April 21, 2021

"The investigation I am announcing today will assess whether the Minneapolis Police Department engages in a pattern or practice of using excessive force including during protests."

Said Attorney General Merrick Garland, quoted in "Attorney General Merrick Garland announces an investigation into the Minneapolis Police Department" (NYT).

So-called pattern-or-practice investigations are often the precursors to consent decrees, court-approved deals between the Justice Department and local governments that create and enforce a road map for training and operational changes.... The Obama administration had repeatedly used the tool to address police misconduct.
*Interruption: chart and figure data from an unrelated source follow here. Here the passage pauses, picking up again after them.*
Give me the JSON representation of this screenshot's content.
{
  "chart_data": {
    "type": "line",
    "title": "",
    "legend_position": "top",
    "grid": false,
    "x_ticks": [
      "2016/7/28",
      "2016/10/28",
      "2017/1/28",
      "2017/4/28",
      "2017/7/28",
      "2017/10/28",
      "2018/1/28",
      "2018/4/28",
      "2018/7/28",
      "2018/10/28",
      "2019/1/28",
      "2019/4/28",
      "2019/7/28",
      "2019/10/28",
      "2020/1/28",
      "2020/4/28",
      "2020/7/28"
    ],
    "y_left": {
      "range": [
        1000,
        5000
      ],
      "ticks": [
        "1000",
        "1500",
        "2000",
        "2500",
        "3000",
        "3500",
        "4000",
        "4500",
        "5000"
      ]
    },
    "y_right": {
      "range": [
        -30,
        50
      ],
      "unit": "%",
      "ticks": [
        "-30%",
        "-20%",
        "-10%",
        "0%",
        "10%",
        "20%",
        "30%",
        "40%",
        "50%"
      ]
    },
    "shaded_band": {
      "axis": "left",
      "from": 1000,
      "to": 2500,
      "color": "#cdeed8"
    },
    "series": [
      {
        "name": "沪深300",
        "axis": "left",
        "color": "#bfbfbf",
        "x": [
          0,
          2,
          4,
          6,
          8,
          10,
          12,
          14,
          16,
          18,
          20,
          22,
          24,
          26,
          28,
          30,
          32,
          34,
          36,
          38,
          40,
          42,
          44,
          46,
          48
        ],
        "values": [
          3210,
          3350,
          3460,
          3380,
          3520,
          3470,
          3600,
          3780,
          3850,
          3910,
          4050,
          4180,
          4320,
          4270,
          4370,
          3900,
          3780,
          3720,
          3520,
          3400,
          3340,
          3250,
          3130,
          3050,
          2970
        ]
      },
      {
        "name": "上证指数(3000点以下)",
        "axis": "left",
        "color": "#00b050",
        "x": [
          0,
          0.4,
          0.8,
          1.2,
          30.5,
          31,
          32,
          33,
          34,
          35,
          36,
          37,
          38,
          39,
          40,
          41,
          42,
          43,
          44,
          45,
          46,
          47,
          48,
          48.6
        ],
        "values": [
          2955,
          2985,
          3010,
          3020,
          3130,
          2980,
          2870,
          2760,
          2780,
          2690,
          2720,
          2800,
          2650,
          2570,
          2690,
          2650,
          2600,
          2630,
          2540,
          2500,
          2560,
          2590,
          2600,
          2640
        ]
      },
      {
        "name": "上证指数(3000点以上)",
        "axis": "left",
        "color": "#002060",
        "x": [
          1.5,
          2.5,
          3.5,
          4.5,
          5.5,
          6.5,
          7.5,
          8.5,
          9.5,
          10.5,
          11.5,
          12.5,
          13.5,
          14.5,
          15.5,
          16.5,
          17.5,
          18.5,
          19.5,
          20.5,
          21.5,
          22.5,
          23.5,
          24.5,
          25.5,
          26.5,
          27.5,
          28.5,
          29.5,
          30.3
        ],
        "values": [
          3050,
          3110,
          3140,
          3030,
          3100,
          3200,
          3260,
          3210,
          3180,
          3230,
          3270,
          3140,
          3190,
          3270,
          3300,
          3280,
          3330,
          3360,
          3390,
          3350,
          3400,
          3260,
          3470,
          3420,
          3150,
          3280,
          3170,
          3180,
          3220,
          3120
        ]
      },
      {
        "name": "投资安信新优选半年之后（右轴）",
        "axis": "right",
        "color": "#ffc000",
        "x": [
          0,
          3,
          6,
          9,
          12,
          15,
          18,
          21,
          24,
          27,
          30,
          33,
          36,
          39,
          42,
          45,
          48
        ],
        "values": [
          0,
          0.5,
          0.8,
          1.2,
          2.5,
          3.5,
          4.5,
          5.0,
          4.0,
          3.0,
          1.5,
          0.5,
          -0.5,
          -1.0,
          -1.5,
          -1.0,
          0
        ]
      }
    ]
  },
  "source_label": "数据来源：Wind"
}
The restoration of consent decrees was one of the Biden administration’s first significant moves to hold police forces accountable in cases where they are found to have violated federal laws. 

FROM THE EMAIL: Mattman26 writes:

Good for the Biden Administration for committing to ferreting out the racism in the Democratic Party!

The whole “City X last had a Republican mayor in [year]” thing has become kind of an all-purpose giggle line for righties (myself included).

But seriously here: Except for a weird one-day thing, Minneapolis has had nothing but Democratic mayors dating back to the early sixties. The City Council (per Wiki), which governs the PD, has 12 Democrats and one Green (and that’s it). The Chief (nominated by the mayor, approved by the City Council) is a Black man who has held the post since 2017, and whom you’d have to guess is not a Republican (not because he’s Black, but because he got the job). And I’d guess you’d have to go way back in time to find a Chief who wasn’t Democrat-leaning.

So who hires these cops? Who trains them? Who disciplines them? Who provides their rules of engagement? It’s Democrats all the way down.

AND: Jeffrey emails: 

I didn't watch all of the Derrick Chauvin trial, but I watched enough to know that central themes included that his actions were far outside the norm of policing, as trained or practiced in the Minneapolis Police Department. So what happens to this ex-cop, oh-so hung out to dry by his department, when it is found that the problem wasn't that he was a rogue cop, but that he was literally doing what he understood to be his job? Doesn't that go to the whole "reasonable police officer" standard at the heart of the case? Shouldn't they have been announcing this investigation just like they were announcing the 8-figure settlement the city reached with the Floyd family? I mean, if we're improperly influencing the jury, shouldn't we do so in a balanced way?